Clara Holoscan is a scalable architecture, extending from medical devices to NVIDIA-Certified edge servers, to NVIDIA DGX systems in the data center or the cloud. The platform allows developers to add as much or as little compute and input/output capability in their medical device as needed, balanced against the demands of latency, cost, space, power and bandwidth.

Accelerating the Medical Device Ecosystem

Many medical device companies are innovating with AI and robotics and using NVIDIA accelerated computing platforms to develop applications for robotic surgery, mobile CT scans, bronchoscopy and more.


NVIDIA Clara Holoscan was developed to better support applications like these by helping device makers scale up from device to data center — and scale out by accessing the breadth of NVIDIA AI solutions.

To accelerate the development of real-time medical devices with a range of sensor inputs, the Clara Holoscan platform supports I/O cards from members of the NVIDIA Inception accelerator program for AI and data science startups including:

  • AJA Video Systems – video capture cards for endoscopy and surgical visualization applications
  • KAYA Instruments – video capture cards commonly used in microscopy and scientific imaging instruments.
  • us4us – research front-end devices enabling development of software-defined ultrasound solutions

Verasonics, a leader in ultrasound research front-end hardware, will enable support for Clara Holoscan to stream data directly to NVIDIA GPUs for processing using high-speed networking technologies.

Clara Holoscan SDK: Develop Once, Deploy Anywhere

With Clara Holoscan, developers can customize their applications to run as a series of modular microservices on the device as well as the server. Because it’s software-defined, medical device companies can continue to upgrade and improve their solutions over time.

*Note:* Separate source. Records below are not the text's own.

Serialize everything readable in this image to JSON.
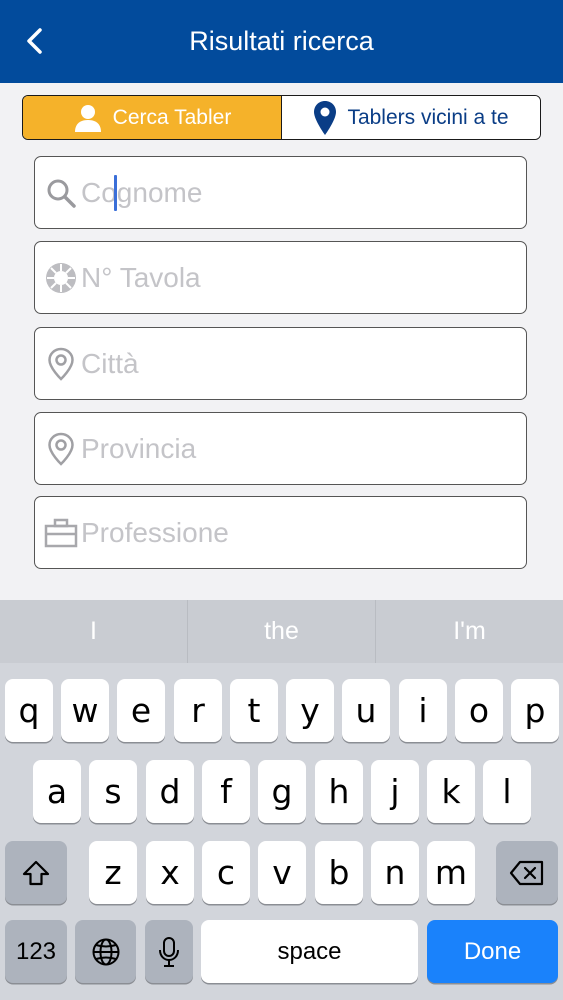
{
  "header": {
    "title": "Risultati ricerca",
    "back_icon": "chevron-left-icon"
  },
  "segment": {
    "active": {
      "label": "Cerca Tabler",
      "icon": "person-icon"
    },
    "inactive": {
      "label": "Tablers vicini a te",
      "icon": "location-pin-icon"
    }
  },
  "fields": {
    "cognome": {
      "placeholder": "Cognome",
      "icon": "search-icon"
    },
    "tavola": {
      "placeholder": "N° Tavola",
      "icon": "round-table-emblem-icon"
    },
    "citta": {
      "placeholder": "Città",
      "icon": "location-pin-outline-icon"
    },
    "provincia": {
      "placeholder": "Provincia",
      "icon": "location-pin-outline-icon"
    },
    "professione": {
      "placeholder": "Professione",
      "icon": "briefcase-icon"
    }
  },
  "keyboard": {
    "suggestions": [
      "I",
      "the",
      "I'm"
    ],
    "row1": [
      "q",
      "w",
      "e",
      "r",
      "t",
      "y",
      "u",
      "i",
      "o",
      "p"
    ],
    "row2": [
      "a",
      "s",
      "d",
      "f",
      "g",
      "h",
      "j",
      "k",
      "l"
    ],
    "row3": [
      "z",
      "x",
      "c",
      "v",
      "b",
      "n",
      "m"
    ],
    "numbers_label": "123",
    "space_label": "space",
    "done_label": "Done"
  },
  "colors": {
    "header": "#024b9c",
    "accent": "#f5b22a",
    "done": "#1a82fb"
  }
}
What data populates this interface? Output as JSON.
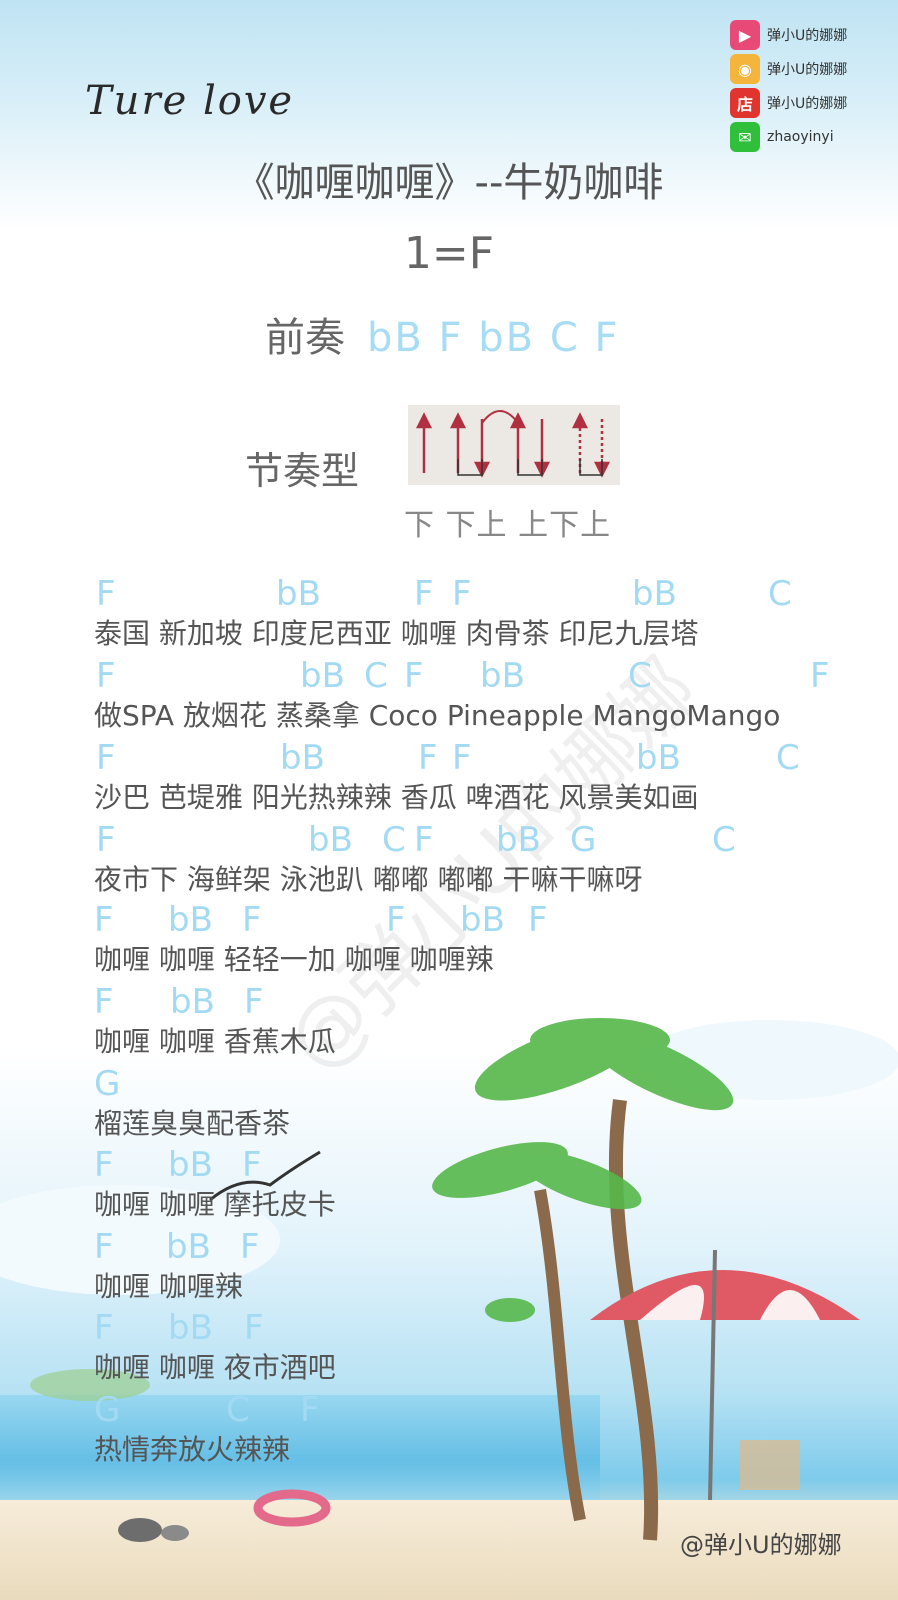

The Clara Holoscan SDK supports this work with acceleration libraries, AI models and reference applications in ultrasound, digital pathology, endoscopy and more to help developers take advantage of embedded and scalable hybrid-cloud compute. With an end-to-end platform for deployment, it’s easier for companies to upgrade their install base, bringing new research breakthroughs to the day-to-day practice of medicine.